Down syndrome is the most common liveborn chromosome abnormality in humans, but did you know that almost any chromosome can be seen in trisomic form? While in theory all chromosomes can be seen in trisomic form, in reality, very few trisomies are compatible with life. Some chromosomes - 13, 18, X and Y- are seen in liveborn children. While trisomies of chromosomes 15, 16, and 22 are often seen in miscarriages. The other chromosomes - 1-12,14,17,19 and 20 are almost never seen as full trisomies. It is thought that having these chromosomes in trisomic form, causes a very early miscarriage, before it can even be evaluated or treated.

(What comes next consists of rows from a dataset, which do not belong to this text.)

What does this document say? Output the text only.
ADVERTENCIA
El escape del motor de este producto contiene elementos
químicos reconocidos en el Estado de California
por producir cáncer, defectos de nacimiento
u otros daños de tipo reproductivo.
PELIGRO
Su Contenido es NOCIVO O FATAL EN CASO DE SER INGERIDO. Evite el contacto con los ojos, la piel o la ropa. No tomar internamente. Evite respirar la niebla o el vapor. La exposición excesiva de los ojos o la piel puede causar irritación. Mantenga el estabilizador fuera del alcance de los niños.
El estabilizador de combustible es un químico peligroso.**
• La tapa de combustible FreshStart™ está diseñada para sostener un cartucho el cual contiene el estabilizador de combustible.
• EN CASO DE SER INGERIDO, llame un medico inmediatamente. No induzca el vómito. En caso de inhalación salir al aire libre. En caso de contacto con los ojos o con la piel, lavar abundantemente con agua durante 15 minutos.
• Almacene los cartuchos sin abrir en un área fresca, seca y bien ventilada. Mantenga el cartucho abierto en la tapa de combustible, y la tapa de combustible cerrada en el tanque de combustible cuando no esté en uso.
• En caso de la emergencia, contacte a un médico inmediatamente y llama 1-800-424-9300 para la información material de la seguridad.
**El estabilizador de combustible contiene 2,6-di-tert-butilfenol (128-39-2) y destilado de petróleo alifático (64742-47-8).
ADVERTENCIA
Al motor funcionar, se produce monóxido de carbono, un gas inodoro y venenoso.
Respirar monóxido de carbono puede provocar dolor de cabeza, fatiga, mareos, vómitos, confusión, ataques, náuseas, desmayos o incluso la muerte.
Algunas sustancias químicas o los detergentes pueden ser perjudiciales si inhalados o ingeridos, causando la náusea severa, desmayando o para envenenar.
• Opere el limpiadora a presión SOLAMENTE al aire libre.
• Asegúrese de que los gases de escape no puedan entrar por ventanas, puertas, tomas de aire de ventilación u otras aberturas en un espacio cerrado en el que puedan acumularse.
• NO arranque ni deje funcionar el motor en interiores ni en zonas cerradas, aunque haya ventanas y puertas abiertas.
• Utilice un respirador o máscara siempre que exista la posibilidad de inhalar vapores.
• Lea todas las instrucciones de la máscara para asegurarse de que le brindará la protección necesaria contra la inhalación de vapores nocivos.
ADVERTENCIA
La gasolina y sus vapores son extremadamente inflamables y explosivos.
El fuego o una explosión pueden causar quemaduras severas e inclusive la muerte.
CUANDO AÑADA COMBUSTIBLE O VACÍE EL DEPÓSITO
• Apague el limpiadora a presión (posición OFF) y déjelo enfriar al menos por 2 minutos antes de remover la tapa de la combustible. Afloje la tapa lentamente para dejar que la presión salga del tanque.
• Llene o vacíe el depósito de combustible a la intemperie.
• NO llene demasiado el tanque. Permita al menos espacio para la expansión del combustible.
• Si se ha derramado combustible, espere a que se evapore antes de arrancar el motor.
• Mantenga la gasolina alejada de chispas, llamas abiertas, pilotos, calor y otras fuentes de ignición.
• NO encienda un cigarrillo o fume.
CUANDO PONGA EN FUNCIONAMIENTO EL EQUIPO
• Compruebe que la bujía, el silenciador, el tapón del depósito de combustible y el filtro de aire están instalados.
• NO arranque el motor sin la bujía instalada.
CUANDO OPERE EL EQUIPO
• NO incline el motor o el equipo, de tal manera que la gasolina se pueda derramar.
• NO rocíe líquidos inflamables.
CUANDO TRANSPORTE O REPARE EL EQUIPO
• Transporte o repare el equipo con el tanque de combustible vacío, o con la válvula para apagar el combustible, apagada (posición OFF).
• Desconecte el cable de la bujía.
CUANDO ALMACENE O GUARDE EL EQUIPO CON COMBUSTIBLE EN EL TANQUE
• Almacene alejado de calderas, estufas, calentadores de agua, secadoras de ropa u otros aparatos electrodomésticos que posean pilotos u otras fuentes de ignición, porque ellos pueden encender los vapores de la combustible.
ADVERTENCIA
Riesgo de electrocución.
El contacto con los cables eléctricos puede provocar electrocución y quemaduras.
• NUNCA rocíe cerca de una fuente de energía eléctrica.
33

Chromosomes and Miscarriage
Chromosomal anomalies are known to be the single most common cause of miscarriages. Historically, about 50% of miscarriages were thought to be due to abnormal chromosomes. However, now that pregnancy is detected earlier and we know that miscarriage is more common than previously thought, it is now suspected that the percent of miscarriages due to chromosome abnormalities is actually higher than 50%.
In miscarriages, the majority of chromosomal anomalies (95%) are due to an abnormal number of chromosomes. About 60% are due trisomies and a further 20% are found to be missing a sex chromosome - a condition called Turner syndrome or 45,X. Another common chromosome problem seen in miscarriages is a condition called triploidy. In triploidy, the fetus receives a full extra set of chromosomes for a total of 69 chromosomes. Most of the other human trisomies are so severe that they cause an early miscarriage or the baby has such severe problems, they die in infancy.
Trisomy 21 and Miscarriage
While Down syndrome is the most common trisomy seen in liveborns, it too carries a significant risk of miscarriage. Approximately 25% of fetuses with trisomy 21 will miscarry or be stillborn. Other trisomy seen in liveborn infants are include trisomy 13 and trisomy 18 which are much rarer than Down syndrome, but are much more severe.